Expert Opinion:

You asked, Expert answers ft. Candice Sockett

Hi COLD-FXers, I’m Candice, nurse practitioner. Winter is still at it, and while the end is in sight, I thought I’d help answer some of your cold and flu season questions, so I can help you end the season strong.

1. Is handwashing really helping me?

Effective hand washing is the number one way to protect yourself against catching the cold or flu. Viruses can live on hard surfaces for up to 48 hours and on contaminated tissues or cloth for 8 to 12 hours. This means you can come in contact with viruses at any time without knowing it. For this reason, you should also avoid touching your eyes, nose, or mouth with unclean hands. When washing your hands, you want to ensure you wash them for at least 15 to 20 seconds using soap and water.  I find it helpful to sing a short song in my head while washing my hands. Try singing the ABCS or Twinkle, Twinkle Little Star. This helps to prevent me from rushing while I wash my hands.

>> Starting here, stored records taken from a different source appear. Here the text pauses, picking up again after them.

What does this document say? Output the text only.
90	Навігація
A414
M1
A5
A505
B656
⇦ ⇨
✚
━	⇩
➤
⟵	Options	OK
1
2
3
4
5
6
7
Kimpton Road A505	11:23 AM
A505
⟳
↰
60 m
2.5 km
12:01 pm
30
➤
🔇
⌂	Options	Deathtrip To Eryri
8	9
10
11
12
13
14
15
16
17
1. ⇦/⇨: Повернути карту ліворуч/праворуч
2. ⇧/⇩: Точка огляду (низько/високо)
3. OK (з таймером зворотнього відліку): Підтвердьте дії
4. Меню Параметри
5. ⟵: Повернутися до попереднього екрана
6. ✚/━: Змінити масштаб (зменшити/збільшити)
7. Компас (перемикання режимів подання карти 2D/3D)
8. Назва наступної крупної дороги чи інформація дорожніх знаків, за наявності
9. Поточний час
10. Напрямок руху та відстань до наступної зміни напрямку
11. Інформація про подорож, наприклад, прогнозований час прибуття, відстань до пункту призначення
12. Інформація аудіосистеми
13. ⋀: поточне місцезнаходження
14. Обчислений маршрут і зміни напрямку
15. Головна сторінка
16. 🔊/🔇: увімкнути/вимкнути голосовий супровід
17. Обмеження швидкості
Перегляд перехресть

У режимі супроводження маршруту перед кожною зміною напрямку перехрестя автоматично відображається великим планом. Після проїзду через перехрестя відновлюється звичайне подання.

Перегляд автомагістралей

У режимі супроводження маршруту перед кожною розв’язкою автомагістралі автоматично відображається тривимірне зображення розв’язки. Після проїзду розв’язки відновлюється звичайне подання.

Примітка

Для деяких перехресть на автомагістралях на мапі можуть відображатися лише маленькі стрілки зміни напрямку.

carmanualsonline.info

2. When do I need to see a doctor?

Most people with cold and flu symptoms can be managed at home with supportive symptom management like getting plenty of rest, drinking fluids or using a humidifier. You should see a Nurse Practitioner or Doctor if:

    • you experience trouble breathing at any time
    • your symptoms are getting worse after 2 to 3 days of being sick
    • you are considered high risk for influenza related complications including:
      • those with chronic health conditions, including diabetes, heart and lung disease
      • people who live in long-term care homes and other chronic-care facilities
      • all pregnant women
      • Indigenous peoples
      • children under five years of age
      • persons 65 years of age and older

3. Is cold and flu season over in March?

In temperate climates like Canada, the cold and flu season usually begins in the fall and ends towards the end of winter. In warmer climates the cold and flu season can actually last all year long. So, this means we are usually through the worst of it by the end of March. However, some people will continue to get sick into the spring and summer as viruses are always around. So, keep practicing good hygiene year-round.

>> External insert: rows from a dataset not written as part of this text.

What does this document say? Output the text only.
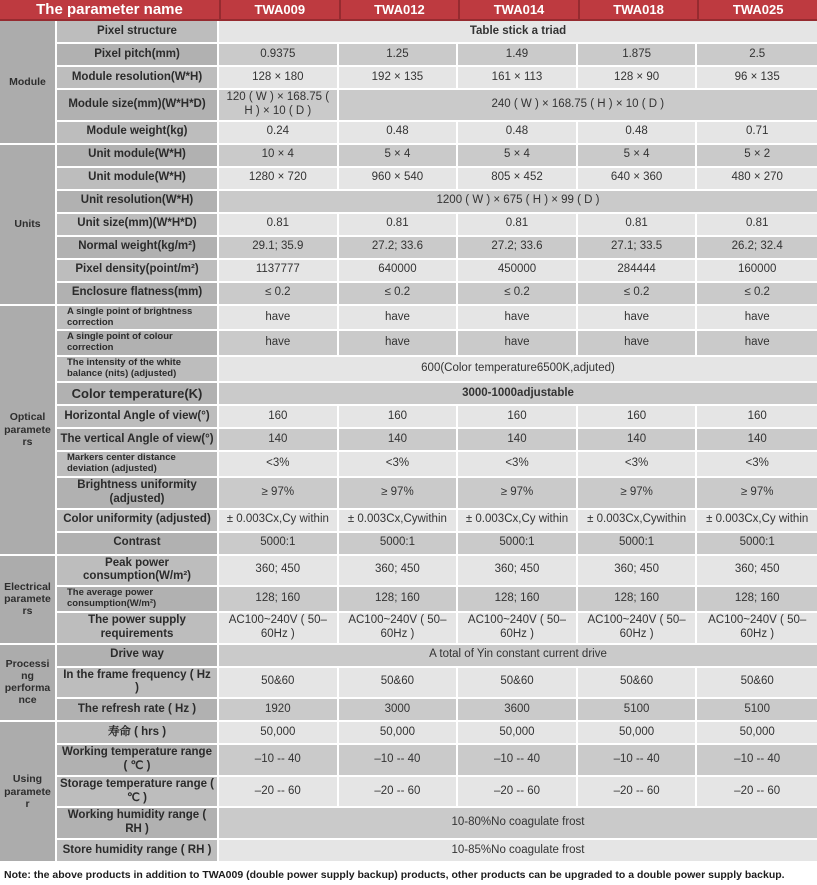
The parameter name		TWA009	TWA012	TWA014	TWA018	TWA025
Module	Pixel structure	Table stick a triad				
	Pixel pitch(mm)	0.9375	1.25	1.49	1.875	2.5
	Module resolution(W*H)	128 × 180	192 × 135	161 × 113	128 × 90	96 × 135
	Module size(mm)(W*H*D)	120 ( W ) × 168.75 ( H ) × 10 ( D )	240 ( W ) × 168.75 ( H ) × 10 ( D )			
	Module weight(kg)	0.24	0.48	0.48	0.48	0.71
Units	Unit module(W*H)	10 × 4	5 × 4	5 × 4	5 × 4	5 × 2
	Unit module(W*H)	1280 × 720	960 × 540	805 × 452	640 × 360	480 × 270
	Unit resolution(W*H)	1200 ( W ) × 675 ( H ) × 99 ( D )				
	Unit size(mm)(W*H*D)	0.81	0.81	0.81	0.81	0.81
	Normal weight(kg/m²)	29.1; 35.9	27.2; 33.6	27.2; 33.6	27.1; 33.5	26.2; 32.4
	Pixel density(point/m²)	1137777	640000	450000	284444	160000
	Enclosure flatness(mm)	≤ 0.2	≤ 0.2	≤ 0.2	≤ 0.2	≤ 0.2
Optical parameters	A single point of brightness correction	have	have	have	have	have
	A single point of colour correction	have	have	have	have	have
	The intensity of the white balance (nits) (adjusted)	600(Color temperature6500K,adjuted)				
	Color temperature(K)	3000-1000adjustable				
	Horizontal Angle of view(°)	160	160	160	160	160
	The vertical Angle of view(°)	140	140	140	140	140
	Markers center distance deviation (adjusted)	<3%	<3%	<3%	<3%	<3%
	Brightness uniformity (adjusted)	≥ 97%	≥ 97%	≥ 97%	≥ 97%	≥ 97%
	Color uniformity (adjusted)	± 0.003Cx,Cy within	± 0.003Cx,Cywithin	± 0.003Cx,Cy within	± 0.003Cx,Cywithin	± 0.003Cx,Cy within
	Contrast	5000:1	5000:1	5000:1	5000:1	5000:1
Electrical parameters	Peak power consumption(W/m²)	360; 450	360; 450	360; 450	360; 450	360; 450
	The average power consumption(W/m²)	128; 160	128; 160	128; 160	128; 160	128; 160
	The power supply requirements	AC100~240V ( 50–60Hz )	AC100~240V ( 50–60Hz )	AC100~240V ( 50–60Hz )	AC100~240V ( 50–60Hz )	AC100~240V ( 50–60Hz )
Processing performance	Drive way	A total of Yin constant current drive				
	In the frame frequency ( Hz )	50&60	50&60	50&60	50&60	50&60
	The refresh rate ( Hz )	1920	3000	3600	5100	5100
Using parameter	寿命 ( hrs )	50,000	50,000	50,000	50,000	50,000
	Working temperature range ( ℃ )	–10 -- 40	–10 -- 40	–10 -- 40	–10 -- 40	–10 -- 40
	Storage temperature range ( ℃ )	–20 -- 60	–20 -- 60	–20 -- 60	–20 -- 60	–20 -- 60
	Working humidity range ( RH )	10-80%No coagulate frost				
	Store humidity range ( RH )	10-85%No coagulate frost				
Note: the above products in addition to TWA009 (double power supply backup) products, other products can be upgraded to a double power supply backup.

4. How do I stay protected from cold and flus when I’m around family and friends during March Break?

March Break is a busy time of year for individuals and families. It’s often a time when people travel or catch up with friends and family. This means we are being exposed to more people than usual and ultimately more viruses as well. Keep yourself and your family protected from cold and flu this March Break with three defenders:

    1. Wash your hands often and avoid touching your mouth, eyes or nose with unclean hands – this is the most important defence!
    2. Get your flu shot – it’s not too late. There is a new influenza (flu) vaccine developed each year that is adapted to the strains that are expected to be present. Getting the flu vaccine can help prevent getting sick, doctor’s appointments and even hospitalization (for severe flu related complications). Ultimately, it can help to ensure you will feel well enough to enjoy your time as you choose.
    3. Boost your immune system by getting adequate sleep, eating a healthy diet rich in brightly coloured fruits and vegetables, drink plenty of water, exercise daily and make time for activities that lower your stress level.